When I booted the laptop it gave me the added option (along with entries for all the Debian kernels) of using my new grub entry to boot. Once I chose this, the installation got under way.
 
I only panicked once, when the downloading of software seemed to get stuck at 6 per cent for a long time; this proved to be a false alarm and the whole thing went throught to completion. Ubuntu was finally installed on the laptop.

The wireless capabilities of Ubuntu, however, proved disappointing. The wireless card I have is a NetGear WG511v2; there are no Linux drivers so one has to use a wrapper and the Windows drivers to get it to work.

On Debian, I had used a manual procedure which is outlined at this address : it worked without a problem.

On Ubuntu, there are a few, seemingly more polished, ways of doing the same thing but the results weren't as good.

I installed the necessary wrapper and some additional needed software; this resulted in a menu item called "Windows wireless drivers" being created. I used the graphic utility that this called up to install the Netgear driver and was then presented with a puzzle after I quit and restarted the utility - there is an entry where the presence of a wireless card should be indicated but it says: "Hardware present: No."

The funny thing is that when I highlighted this and changed its properties (using an option titled Configure Network) to enter the IP address which I wanted the wireless card to have, it was accepted! But other required details like the encryption key and name of the wireless network, though also entered in the same place, were not accepted.
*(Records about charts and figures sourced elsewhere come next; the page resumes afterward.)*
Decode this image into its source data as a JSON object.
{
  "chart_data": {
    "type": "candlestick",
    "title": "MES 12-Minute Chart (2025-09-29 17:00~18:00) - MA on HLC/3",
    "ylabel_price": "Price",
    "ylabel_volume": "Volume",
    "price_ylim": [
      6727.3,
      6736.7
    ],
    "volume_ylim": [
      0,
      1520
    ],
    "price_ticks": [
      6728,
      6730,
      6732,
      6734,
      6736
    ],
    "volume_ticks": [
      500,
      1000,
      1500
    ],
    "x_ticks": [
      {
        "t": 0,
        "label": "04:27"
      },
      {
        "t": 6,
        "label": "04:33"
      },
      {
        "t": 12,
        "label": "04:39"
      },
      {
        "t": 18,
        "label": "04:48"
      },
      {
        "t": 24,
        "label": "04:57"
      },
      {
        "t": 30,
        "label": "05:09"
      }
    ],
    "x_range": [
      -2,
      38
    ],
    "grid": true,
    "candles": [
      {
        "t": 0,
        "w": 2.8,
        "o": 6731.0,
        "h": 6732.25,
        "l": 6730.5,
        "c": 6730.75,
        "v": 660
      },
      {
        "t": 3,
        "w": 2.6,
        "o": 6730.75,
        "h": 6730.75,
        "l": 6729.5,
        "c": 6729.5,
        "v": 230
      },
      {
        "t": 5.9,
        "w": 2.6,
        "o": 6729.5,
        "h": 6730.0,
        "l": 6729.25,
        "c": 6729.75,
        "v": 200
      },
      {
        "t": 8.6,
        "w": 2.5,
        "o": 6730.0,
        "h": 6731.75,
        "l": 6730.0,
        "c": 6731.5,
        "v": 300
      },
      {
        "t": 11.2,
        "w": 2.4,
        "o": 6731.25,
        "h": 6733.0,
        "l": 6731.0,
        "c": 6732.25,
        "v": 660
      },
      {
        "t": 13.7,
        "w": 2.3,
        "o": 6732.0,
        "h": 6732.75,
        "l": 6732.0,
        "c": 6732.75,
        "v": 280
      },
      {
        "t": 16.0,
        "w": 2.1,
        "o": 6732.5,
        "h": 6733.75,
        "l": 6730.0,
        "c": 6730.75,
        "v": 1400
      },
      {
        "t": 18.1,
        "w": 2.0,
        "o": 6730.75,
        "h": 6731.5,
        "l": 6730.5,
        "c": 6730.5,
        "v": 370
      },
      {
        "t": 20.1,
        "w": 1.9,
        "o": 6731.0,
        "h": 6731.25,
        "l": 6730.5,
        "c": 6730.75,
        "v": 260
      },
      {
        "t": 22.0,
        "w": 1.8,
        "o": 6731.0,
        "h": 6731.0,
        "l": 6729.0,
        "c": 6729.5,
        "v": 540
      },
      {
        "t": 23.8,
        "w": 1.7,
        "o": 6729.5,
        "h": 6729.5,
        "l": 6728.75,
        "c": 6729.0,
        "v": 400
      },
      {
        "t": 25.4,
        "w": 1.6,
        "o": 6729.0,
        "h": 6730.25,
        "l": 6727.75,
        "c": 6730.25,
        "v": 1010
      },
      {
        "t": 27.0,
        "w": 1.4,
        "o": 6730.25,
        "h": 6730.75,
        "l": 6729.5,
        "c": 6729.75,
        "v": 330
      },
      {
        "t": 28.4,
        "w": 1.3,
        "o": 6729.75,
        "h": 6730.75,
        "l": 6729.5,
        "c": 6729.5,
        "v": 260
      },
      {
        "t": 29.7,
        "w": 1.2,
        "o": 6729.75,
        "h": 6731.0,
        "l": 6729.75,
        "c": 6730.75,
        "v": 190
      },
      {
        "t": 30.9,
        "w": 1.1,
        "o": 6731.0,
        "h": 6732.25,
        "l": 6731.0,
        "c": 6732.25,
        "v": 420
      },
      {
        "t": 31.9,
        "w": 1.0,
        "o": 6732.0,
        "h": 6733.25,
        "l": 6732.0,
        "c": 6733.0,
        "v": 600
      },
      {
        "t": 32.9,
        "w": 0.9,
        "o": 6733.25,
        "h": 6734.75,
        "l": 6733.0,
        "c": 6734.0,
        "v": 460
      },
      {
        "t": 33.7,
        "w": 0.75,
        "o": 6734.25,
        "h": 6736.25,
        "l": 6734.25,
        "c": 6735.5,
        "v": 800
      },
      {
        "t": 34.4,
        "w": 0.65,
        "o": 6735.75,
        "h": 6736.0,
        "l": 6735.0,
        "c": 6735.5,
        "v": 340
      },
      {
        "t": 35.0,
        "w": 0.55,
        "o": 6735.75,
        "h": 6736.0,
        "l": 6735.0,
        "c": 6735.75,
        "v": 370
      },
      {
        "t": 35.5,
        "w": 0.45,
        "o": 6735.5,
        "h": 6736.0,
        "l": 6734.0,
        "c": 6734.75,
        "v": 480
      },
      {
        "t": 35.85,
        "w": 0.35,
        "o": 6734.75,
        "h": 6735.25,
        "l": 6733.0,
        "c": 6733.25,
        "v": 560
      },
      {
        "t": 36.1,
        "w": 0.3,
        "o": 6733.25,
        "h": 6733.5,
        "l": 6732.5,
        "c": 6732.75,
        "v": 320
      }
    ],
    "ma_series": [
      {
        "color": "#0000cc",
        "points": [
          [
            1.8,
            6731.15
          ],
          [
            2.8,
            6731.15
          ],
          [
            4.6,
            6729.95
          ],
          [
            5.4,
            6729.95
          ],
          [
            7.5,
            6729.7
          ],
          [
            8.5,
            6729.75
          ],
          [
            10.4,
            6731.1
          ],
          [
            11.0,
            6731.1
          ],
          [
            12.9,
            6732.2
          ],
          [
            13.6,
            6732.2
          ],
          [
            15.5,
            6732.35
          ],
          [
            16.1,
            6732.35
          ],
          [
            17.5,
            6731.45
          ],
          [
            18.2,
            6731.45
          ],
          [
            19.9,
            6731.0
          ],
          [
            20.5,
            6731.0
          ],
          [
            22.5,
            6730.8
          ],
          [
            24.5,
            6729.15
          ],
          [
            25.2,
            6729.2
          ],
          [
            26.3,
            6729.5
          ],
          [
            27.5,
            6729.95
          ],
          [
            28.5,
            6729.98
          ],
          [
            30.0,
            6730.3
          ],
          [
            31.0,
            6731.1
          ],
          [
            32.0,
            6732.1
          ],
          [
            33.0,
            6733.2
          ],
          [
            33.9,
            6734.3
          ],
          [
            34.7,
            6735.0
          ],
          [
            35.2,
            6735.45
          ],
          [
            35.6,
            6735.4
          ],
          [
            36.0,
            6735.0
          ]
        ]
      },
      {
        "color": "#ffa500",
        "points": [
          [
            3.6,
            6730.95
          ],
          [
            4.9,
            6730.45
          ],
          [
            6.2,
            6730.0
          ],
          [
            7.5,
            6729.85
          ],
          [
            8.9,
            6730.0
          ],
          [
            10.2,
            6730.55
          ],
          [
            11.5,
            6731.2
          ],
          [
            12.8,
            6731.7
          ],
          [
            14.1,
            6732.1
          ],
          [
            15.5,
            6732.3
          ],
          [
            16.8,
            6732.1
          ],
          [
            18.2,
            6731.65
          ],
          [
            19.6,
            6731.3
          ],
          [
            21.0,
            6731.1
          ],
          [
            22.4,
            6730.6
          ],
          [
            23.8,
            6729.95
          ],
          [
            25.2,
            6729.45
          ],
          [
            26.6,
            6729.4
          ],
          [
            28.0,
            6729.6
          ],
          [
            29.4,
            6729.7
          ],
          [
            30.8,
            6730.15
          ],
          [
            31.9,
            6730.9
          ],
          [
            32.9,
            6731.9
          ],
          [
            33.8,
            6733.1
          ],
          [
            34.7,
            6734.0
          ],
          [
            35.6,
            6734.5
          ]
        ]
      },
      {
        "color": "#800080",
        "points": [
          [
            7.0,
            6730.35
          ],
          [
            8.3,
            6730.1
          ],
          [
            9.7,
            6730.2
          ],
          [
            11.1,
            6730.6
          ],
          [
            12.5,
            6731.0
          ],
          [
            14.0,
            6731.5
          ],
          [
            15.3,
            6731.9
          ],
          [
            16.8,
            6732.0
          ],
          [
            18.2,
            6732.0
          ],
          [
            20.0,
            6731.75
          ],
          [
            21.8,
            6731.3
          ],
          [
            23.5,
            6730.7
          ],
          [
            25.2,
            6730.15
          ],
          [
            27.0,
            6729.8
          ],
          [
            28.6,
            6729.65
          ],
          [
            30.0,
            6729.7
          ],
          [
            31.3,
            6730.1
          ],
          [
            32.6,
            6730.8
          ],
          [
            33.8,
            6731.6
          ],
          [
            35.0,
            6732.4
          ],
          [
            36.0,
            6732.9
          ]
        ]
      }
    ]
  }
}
Initially when I used the laptop, I had to enter the encryption key and network name manually to go out on the net through my wireless access point.

But later I found that when I manually commented out all the settings for the ethernet card on the laptop, the wireless connection worked without any intervention!

Funny and certainly not logical. But I'll probably keep Ubuntu on the laptop until the next release (Grinning Gorilla/Gutsy Gibbon/Generous Giraffe) and see how good Ubuntu is at a seamless upgrade.